The magic lies in how these components interact. During production, a unique hydrothermal process embeds the iron and manganese deep inside the biochar’s structure. The graphite coating prevents iron passivation, a major bottleneck in conventional methods, allowing it to work more efficiently. Meanwhile, manganese oxides undergo atomic-level expansion, enhancing their capacities to capture pollutants.
“Think of it as a synergy impact from three-party cooperation,” explains Prof. Tsang. “The biochar shields the iron from passivation and supports the electron transfer, the lattice-expanded manganese oxide locks toxins in place, and everything binds together within graphitic carbon to eliminate secondary waste.”
Climate and industry impact
The proposed materials can achieve nearly 90% lower carbon emissions compared to conventional treatment, according to calculations. It can also gain other potential advantages, such as lower land usage and water consumption, resulting from reduced chemical consumption. If implemented in China, this technology could prevent 0.75 million tons of carbon dioxide equivalent (CO2eq) annually, an assumption based on the annual electroplating wastewater discharge in China.

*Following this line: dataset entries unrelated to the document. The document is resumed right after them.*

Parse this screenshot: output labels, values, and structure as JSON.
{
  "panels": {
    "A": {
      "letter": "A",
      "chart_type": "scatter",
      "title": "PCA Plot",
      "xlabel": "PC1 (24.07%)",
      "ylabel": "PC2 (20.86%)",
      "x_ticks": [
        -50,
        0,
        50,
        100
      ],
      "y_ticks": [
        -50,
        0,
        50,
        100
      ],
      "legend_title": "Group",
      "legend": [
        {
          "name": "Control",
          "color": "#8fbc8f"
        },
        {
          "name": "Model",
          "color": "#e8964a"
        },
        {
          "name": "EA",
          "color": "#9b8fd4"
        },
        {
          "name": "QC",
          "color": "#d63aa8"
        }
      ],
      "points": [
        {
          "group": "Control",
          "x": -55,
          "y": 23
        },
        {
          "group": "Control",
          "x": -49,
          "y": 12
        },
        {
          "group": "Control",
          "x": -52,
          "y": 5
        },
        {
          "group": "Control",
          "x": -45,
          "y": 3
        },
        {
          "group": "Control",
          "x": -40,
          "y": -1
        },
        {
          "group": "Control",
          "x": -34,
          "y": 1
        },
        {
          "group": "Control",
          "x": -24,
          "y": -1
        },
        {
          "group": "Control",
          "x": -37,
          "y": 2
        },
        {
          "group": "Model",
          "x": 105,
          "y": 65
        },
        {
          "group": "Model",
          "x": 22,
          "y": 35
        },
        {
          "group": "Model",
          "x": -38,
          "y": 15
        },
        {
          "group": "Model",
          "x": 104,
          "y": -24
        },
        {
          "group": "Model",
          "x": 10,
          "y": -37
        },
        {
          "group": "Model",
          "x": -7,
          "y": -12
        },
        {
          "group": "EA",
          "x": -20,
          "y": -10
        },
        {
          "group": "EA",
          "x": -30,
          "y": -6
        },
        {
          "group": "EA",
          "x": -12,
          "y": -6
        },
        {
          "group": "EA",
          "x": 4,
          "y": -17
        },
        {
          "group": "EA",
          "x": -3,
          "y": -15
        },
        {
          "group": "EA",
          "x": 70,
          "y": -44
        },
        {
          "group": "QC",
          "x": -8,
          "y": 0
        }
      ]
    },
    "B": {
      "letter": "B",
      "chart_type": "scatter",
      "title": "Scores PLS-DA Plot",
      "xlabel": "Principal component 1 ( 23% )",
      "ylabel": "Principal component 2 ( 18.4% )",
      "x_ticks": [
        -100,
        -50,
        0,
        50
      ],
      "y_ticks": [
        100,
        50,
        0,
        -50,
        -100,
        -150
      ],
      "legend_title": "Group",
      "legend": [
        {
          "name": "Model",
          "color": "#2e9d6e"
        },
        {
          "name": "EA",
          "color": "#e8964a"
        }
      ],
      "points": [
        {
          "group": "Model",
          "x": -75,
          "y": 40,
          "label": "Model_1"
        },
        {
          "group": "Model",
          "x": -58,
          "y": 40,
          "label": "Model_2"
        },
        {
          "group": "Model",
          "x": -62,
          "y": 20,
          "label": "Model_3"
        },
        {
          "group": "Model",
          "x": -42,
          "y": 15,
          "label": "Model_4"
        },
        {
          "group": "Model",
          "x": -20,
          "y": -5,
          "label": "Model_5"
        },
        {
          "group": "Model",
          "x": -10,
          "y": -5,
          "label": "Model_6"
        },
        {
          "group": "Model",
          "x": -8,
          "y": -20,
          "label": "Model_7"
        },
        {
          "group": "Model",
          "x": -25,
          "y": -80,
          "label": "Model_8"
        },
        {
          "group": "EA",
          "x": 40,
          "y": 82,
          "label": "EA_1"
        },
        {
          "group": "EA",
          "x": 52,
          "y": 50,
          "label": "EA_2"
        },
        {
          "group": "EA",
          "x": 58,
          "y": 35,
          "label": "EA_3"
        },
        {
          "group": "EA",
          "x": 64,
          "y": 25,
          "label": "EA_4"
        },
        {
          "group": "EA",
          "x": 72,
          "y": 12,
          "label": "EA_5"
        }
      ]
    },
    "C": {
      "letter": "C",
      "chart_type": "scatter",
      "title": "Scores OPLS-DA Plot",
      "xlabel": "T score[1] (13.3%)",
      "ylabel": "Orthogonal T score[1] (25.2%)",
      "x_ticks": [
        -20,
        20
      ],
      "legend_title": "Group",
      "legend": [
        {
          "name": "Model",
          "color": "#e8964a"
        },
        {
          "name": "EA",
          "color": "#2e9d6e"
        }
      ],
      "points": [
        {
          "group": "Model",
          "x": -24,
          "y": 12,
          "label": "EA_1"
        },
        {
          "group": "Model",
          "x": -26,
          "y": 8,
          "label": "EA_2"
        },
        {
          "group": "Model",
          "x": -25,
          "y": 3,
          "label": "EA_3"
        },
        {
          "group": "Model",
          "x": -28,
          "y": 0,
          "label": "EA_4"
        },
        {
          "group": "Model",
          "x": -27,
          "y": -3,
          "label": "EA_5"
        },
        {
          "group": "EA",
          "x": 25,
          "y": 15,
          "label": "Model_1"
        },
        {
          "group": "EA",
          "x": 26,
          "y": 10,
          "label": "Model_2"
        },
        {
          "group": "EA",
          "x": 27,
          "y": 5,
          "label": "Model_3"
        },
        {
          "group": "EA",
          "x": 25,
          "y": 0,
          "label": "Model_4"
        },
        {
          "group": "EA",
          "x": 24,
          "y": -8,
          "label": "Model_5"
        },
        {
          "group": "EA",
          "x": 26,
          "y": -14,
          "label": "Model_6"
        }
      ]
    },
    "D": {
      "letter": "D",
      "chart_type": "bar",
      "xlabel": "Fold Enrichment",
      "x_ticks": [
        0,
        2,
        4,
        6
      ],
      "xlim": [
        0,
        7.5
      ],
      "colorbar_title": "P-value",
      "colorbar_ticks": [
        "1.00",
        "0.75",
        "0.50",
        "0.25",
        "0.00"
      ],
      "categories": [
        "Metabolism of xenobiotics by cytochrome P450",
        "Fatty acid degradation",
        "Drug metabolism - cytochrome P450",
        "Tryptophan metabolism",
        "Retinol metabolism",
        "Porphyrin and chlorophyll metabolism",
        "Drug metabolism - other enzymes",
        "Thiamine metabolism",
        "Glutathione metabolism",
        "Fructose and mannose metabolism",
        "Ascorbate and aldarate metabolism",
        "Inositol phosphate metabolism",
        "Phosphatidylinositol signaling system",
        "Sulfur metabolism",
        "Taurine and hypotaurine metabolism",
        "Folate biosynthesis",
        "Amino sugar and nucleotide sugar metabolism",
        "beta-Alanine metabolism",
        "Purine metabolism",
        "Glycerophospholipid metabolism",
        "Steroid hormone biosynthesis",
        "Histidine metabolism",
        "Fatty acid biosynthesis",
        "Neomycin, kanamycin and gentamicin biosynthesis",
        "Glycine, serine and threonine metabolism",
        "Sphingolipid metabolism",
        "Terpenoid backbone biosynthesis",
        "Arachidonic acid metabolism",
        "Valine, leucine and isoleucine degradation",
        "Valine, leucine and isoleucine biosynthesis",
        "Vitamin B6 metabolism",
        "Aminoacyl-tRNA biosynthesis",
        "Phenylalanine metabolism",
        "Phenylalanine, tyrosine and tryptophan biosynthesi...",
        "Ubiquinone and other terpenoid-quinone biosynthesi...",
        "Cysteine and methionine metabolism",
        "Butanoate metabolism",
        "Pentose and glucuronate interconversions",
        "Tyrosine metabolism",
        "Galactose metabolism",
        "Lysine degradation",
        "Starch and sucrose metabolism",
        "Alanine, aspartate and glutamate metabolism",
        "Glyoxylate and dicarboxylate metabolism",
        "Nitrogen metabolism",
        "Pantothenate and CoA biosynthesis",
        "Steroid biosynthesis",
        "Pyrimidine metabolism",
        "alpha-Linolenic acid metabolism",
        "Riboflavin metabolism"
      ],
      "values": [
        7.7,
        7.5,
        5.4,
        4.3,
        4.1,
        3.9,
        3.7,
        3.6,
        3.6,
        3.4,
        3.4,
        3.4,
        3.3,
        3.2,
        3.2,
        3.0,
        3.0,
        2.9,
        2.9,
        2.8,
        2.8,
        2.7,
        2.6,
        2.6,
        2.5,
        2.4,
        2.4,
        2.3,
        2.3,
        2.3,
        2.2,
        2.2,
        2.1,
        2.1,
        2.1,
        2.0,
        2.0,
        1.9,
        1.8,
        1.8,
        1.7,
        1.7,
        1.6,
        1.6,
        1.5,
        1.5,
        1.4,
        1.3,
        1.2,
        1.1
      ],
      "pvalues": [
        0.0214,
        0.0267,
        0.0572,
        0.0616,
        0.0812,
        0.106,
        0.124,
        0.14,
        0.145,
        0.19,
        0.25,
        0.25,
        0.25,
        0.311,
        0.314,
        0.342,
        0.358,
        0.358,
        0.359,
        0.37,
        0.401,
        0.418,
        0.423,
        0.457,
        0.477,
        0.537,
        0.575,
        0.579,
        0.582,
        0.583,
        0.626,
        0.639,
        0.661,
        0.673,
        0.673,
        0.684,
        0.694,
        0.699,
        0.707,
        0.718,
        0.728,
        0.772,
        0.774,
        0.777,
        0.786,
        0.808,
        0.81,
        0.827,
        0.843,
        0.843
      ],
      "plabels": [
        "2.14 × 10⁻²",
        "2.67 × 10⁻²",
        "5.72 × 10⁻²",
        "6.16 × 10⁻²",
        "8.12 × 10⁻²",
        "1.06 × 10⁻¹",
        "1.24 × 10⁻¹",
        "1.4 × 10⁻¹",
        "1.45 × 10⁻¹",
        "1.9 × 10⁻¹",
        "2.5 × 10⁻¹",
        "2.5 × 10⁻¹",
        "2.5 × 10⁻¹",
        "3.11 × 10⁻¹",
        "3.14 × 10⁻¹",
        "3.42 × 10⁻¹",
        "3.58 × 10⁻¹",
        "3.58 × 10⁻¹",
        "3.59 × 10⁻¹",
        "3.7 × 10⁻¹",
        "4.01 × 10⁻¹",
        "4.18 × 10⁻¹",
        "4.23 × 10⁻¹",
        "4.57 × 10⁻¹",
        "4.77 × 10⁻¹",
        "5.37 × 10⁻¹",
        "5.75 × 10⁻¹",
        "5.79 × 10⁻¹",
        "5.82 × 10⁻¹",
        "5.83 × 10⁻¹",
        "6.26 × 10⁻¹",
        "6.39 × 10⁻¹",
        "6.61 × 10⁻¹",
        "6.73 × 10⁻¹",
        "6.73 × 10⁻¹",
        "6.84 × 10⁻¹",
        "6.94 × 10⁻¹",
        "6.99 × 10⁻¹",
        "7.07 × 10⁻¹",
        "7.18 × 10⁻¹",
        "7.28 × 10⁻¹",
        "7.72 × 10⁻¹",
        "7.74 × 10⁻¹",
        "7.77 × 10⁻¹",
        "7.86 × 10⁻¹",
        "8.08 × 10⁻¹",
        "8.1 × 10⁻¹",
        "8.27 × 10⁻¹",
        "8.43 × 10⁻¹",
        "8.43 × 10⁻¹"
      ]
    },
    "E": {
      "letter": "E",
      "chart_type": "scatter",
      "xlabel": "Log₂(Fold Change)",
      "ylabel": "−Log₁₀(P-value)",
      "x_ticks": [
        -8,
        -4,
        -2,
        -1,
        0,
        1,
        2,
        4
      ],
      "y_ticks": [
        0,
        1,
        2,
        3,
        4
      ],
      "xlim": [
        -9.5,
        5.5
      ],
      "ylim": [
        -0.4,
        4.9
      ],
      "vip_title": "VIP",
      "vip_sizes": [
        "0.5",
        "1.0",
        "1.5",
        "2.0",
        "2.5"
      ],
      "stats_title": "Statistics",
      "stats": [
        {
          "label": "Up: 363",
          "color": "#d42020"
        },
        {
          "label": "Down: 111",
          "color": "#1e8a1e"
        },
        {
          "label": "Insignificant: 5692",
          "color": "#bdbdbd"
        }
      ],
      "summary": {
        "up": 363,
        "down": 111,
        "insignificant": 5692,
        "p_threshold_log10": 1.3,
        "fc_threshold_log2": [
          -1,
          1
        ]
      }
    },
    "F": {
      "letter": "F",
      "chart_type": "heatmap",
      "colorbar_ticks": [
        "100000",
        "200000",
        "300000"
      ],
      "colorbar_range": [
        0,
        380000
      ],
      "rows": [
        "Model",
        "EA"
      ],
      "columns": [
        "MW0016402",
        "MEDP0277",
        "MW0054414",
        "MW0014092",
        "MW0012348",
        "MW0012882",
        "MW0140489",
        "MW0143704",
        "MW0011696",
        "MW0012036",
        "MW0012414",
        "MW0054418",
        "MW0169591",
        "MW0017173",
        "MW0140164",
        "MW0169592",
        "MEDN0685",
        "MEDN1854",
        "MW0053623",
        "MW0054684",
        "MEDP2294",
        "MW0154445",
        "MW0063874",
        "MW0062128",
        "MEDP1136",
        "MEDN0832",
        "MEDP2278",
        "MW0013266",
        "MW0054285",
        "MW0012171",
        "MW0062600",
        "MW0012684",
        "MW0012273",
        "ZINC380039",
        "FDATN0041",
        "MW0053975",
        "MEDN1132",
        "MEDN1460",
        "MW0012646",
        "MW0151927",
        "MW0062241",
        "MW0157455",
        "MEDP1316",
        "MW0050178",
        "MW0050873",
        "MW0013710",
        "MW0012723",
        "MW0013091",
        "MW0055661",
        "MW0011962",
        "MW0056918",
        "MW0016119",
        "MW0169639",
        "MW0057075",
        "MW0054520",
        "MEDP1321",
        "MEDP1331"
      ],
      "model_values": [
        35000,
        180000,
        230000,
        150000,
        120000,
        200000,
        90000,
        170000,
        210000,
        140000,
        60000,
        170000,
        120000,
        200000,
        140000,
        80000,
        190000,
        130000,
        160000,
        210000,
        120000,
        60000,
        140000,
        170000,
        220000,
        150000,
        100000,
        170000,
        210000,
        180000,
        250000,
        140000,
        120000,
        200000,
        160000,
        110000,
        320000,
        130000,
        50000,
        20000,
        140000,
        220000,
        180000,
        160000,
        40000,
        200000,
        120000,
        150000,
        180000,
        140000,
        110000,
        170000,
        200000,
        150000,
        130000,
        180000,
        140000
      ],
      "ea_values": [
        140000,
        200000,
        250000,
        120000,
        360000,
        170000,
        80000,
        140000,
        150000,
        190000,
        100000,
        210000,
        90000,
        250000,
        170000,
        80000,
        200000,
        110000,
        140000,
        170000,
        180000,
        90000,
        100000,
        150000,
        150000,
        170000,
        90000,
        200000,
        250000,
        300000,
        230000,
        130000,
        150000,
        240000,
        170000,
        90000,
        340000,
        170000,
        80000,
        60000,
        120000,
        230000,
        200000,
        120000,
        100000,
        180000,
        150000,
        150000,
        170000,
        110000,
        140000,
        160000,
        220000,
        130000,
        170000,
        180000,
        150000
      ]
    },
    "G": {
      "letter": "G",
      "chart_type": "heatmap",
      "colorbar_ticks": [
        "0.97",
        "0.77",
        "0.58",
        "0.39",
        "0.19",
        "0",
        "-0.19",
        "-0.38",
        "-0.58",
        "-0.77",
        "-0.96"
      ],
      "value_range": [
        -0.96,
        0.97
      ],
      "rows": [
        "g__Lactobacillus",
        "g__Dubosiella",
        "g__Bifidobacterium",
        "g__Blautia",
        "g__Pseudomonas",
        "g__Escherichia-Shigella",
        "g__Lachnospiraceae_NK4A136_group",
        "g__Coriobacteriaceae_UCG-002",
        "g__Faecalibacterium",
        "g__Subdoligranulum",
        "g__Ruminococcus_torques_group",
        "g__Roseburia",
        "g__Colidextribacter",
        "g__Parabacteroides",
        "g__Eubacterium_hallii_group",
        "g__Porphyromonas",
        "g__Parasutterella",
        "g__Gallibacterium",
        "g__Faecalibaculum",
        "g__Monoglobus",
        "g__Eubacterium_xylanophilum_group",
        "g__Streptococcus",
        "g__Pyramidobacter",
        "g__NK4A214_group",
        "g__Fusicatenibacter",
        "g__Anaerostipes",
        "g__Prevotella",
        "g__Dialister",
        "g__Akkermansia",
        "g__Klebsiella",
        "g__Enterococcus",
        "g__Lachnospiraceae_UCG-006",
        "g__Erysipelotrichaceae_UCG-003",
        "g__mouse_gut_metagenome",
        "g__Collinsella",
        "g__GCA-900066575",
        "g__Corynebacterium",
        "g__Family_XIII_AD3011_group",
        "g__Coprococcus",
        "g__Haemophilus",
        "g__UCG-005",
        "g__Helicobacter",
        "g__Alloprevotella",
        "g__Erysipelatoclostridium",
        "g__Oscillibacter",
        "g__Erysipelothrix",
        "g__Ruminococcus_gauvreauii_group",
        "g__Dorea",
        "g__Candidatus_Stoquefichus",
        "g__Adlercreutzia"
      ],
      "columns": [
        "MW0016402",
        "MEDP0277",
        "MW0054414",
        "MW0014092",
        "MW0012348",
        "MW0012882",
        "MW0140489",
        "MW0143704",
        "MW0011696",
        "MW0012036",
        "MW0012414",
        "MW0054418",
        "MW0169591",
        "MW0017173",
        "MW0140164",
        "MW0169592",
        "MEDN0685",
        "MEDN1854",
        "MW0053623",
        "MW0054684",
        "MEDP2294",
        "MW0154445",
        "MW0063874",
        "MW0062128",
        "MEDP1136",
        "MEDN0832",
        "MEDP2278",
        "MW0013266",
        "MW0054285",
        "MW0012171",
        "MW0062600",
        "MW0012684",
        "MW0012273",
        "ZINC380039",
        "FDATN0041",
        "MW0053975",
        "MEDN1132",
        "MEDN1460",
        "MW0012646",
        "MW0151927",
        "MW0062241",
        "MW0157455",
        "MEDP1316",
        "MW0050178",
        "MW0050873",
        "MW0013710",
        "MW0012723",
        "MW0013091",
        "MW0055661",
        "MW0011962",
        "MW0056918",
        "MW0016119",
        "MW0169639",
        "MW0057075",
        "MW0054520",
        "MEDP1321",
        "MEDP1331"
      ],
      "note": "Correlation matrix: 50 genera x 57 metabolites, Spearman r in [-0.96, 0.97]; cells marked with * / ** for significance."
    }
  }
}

A template for industry pollution control
This technology is not limited to electroplating wastewater but can be applied to a wide range of industries, including those struggling with metal-laden sewage, such as mining operations, tanneries, and battery manufacturers. “This isn’t just for electroplating, it’s a blueprint for cleaning industrial pollution sustainably,” Prof. Tsang added. It turns pollution control from a carbon liability into a climate-smart process. The team has already demonstrated the capacity of the as-prepared biochar-based materials to remove a variety of toxic elements and organic pollutants, indicating their potential for a broad spectrum of wastewater treatment applications.
Global collaboration
HKUST’s biochar research is actively advancing from lab-scale discovery to industrial translation. Led by Prof. Tsang, the team’s findings were published in Communications Materials, a journal from Nature Portfolio, in a paper titled “Reducing environmental burden of electroplating wastewater treatment by ternary cooperation of zero-valence iron, manganese, and graphitic biochar”.
Co-authors include Dr. XU Zibo (first author), Prof. Tsang’s PhD graduate and currently Research Assistant Professor in the same department; Dr. ZHANG Yuying (Prof. Tsang’s PhD graduate); as well as collaborators from Imperial College London (UK), Shanghai Jiao Tong University (China), University of Wuppertal (Germany), University of California, Davis (US), and Korea University.